CDP : On construit cet atelier sur un fil, sur la pointe des pieds, parce qu’on est en vigilance permanente pour rendre service à ces femmes, qui sont des sujets, pas des outils : on veut leur rendre cette autonomie-là. Évidemment, on travaille avec des femmes qui sont extrêmement abîmées, et c’est parfois compliqué, donc on a besoin de cet échange avec l’équipe soignante pour vérifier qu’on est au bon endroit, qu’on ne se trompe pas dans notre démarche. On marche toujours sur des œufs, on tâtonne, et c’est vraiment l’expérience, mais aussi le fait d’être dans cette institution, d’être au milieu d’une équipe soignante, qui fait qu’on peut se permettre ces « expérimentations ». Je pense qu’on n’a jamais été trop loin, il n’y a jamais eu de débordements, et on a ce souci permanent depuis trois ans de se dire : est-ce qu’on fait bien, ou pas ? Cet atelier, en retour, m’apporte d’aller plus loin dans le frottement entre l’intime et le politique, et je pense que c’est un endroit qui me faisait peur, que je ne m’autorisais pas. C’est assez joli, parce que j’accompagne les femmes avec l’ensemble des soignants de la Maison des femmes, en les aidant à être plus autonomes, à retrouver l’estime d’elles-mêmes, à aller mieux, et à retrouver leur place dans la société. Mais ces femmes m’apportent autant, puisqu’elles m’aident peut-être à trouver ma place.

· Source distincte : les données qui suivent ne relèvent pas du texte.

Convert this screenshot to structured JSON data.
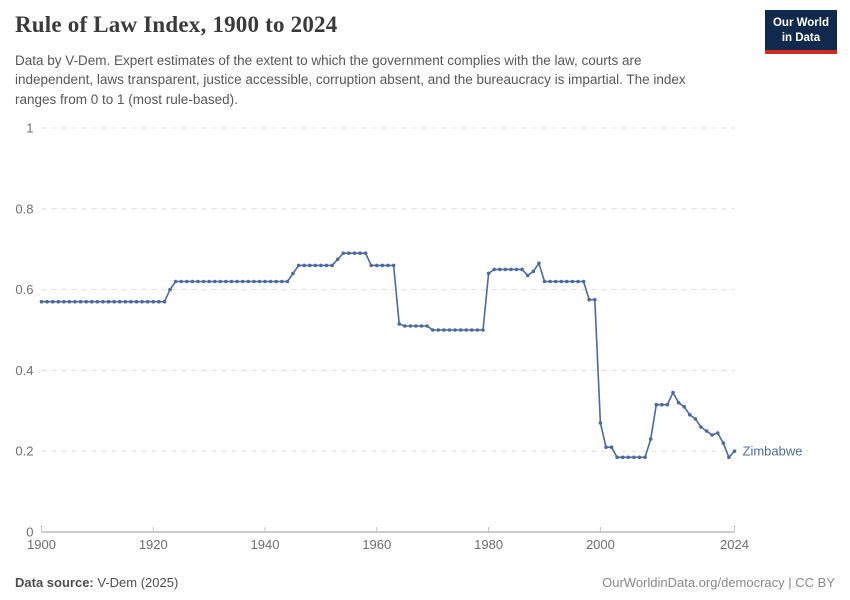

MR : Diriez-vous que pour chacune d’entre vous, il faut que les espaces soient clairs, entre ce qui relève de votre travail de création, de ce que vous faites avec les femmes, ou y a-t-il plus de circulation et de porosité. Etes-vous tout le temps en train de créer, avec ou sans elles ?
CDP : Je pense qu’on est tout le temps en train de créer, mais ce qui est très clair, et c’est important pour moi, c’est que le travail à l’atelier, fait que les femmes sont autrices de leur travail, de leur création, et en aucun cas, je ne m’y substitue.

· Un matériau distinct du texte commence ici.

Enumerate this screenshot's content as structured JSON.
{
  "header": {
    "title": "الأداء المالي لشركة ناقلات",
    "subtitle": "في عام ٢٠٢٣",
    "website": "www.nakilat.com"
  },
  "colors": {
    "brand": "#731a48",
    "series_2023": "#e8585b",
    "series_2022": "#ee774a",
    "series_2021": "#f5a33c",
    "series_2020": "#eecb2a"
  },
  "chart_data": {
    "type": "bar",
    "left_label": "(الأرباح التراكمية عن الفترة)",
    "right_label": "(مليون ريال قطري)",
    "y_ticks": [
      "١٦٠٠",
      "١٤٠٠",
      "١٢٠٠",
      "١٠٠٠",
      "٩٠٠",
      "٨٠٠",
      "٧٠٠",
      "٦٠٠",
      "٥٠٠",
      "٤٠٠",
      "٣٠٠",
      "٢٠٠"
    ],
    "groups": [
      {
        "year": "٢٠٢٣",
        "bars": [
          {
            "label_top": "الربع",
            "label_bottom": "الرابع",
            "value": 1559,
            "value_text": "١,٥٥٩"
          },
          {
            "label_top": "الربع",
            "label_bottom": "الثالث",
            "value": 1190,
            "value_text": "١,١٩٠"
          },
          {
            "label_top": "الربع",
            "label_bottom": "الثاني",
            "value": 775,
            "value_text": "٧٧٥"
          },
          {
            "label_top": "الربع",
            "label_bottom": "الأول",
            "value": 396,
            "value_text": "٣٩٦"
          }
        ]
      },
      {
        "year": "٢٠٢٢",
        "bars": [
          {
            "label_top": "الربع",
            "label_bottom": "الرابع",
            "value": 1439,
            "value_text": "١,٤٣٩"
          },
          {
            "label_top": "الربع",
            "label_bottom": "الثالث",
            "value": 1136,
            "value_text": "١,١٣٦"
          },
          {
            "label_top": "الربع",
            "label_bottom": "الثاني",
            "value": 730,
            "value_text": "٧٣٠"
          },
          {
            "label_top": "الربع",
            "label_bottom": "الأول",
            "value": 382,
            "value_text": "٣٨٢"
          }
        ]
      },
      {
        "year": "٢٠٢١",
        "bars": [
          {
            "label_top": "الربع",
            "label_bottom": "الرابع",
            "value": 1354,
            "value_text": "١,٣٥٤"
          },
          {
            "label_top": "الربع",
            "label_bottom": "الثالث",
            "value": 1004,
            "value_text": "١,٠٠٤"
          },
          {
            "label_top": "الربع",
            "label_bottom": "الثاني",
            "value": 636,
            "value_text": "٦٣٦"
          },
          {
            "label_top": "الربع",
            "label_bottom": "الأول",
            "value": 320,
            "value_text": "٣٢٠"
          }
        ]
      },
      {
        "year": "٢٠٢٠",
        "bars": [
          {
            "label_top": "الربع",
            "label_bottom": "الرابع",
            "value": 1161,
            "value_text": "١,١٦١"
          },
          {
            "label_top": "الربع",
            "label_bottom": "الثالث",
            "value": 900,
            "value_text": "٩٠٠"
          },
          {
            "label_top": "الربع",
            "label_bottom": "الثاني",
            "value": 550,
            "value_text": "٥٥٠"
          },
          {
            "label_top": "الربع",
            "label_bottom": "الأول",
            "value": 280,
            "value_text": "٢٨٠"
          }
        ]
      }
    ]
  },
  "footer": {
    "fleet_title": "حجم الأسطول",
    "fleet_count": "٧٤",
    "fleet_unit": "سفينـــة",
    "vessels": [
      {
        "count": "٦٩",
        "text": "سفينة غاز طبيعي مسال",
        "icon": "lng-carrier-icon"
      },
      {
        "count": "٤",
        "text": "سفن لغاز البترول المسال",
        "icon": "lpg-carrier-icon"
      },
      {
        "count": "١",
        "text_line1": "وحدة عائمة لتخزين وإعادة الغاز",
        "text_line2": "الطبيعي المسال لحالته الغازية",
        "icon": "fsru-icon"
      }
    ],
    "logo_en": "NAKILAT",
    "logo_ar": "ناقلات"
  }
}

LO : Je dirais qu’il y a une grosse porosité, parce que ce qu’on vit à l’atelier est quelque chose d’assez intense, qui bouleverse beaucoup de choses, qui prend une place très importante dans notre évolution personnelle, en tant qu’individu, mais aussi en tant qu’artiste. Forcément, il y a des allers-retours, parce que, personnellement, ça me bouleverse, en tant qu’individu, dans ma vision du monde, de ce que c’est que faire une photo. Avant, je faisais beaucoup de photos de reportages, donc, je témoignais pour les gens, mais là, je fais des photos dont les femmes s’emparent, je fais vraiment des photos pour ces femmes. C’est une façon complètement différente de me placer, de voir comment elles s’en saisissent et comment mon travail peut être utile, que je n’avais pas prévue : là je ne montre pas en général, je montre juste à une personne et pour elle-même ce qui change beaucoup de choses. Ma pratique artistique a été changée, chamboulée, ma façon de voir les choses est complètement différente, et du coup, ma façon de photographier aussi.

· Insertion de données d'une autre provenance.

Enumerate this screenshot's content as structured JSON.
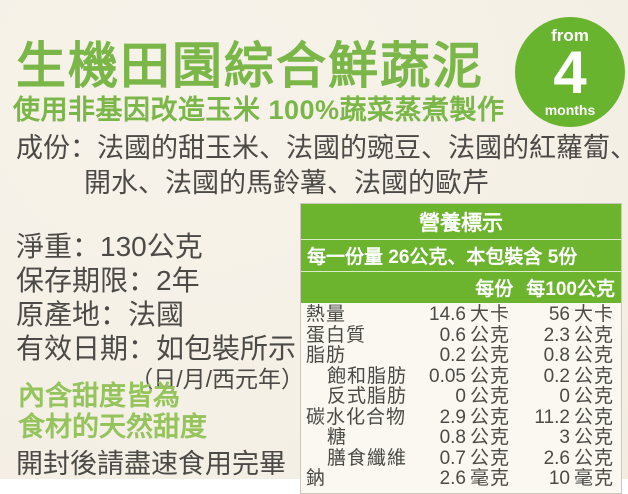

Quand on a inventé cet atelier, on était toutes les deux dans une démarche de partage artistique, et jamais nous est venue en tête l’idée qu’on allait prendre soin des femmes ou faire soin. L’idée était de mélanger nos pratiques artistiques et de faire quelque chose à cet endroit-là. D’un autre côté, il y avait la Maison des femmes qui était un lieu vraiment pensé pour le soin, dans lequel Ghada Hatem, dans le projet initial, n’avait pas prévu d’ateliers. Quand on est arrivées avec cette idée d’atelier, il y avait déjà un atelier de danse et un atelier de karaté. Ghada nous a ouvert les portes, et la relation entre notre atelier et la Maison des femmes s’est inventée au fur et à mesure. Finalement, les choses se sont faites d’elles-mêmes, et cet atelier est devenu un endroit, dans lequel il y avait aussi une dimension de soin, où les femmes trouvaient un écrin pour prendre soin d’elles-mêmes. Le fait de dessiner, de se réinventer en se dessinant, leur donnait aussi des outils pour prendre soin d’elles-mêmes. C’est comme ça que nous avons trouvé notre place dans cet atelier, et l’équipe soignante s’est rendu compte qu’on faisait aussi soin. Il y a eu un échange qui s’est fait, de l’un à l’autre, et je pense que finalement, pour certaines femmes, on fait vraiment partie du parcours de soin donné à la Maison des femmes.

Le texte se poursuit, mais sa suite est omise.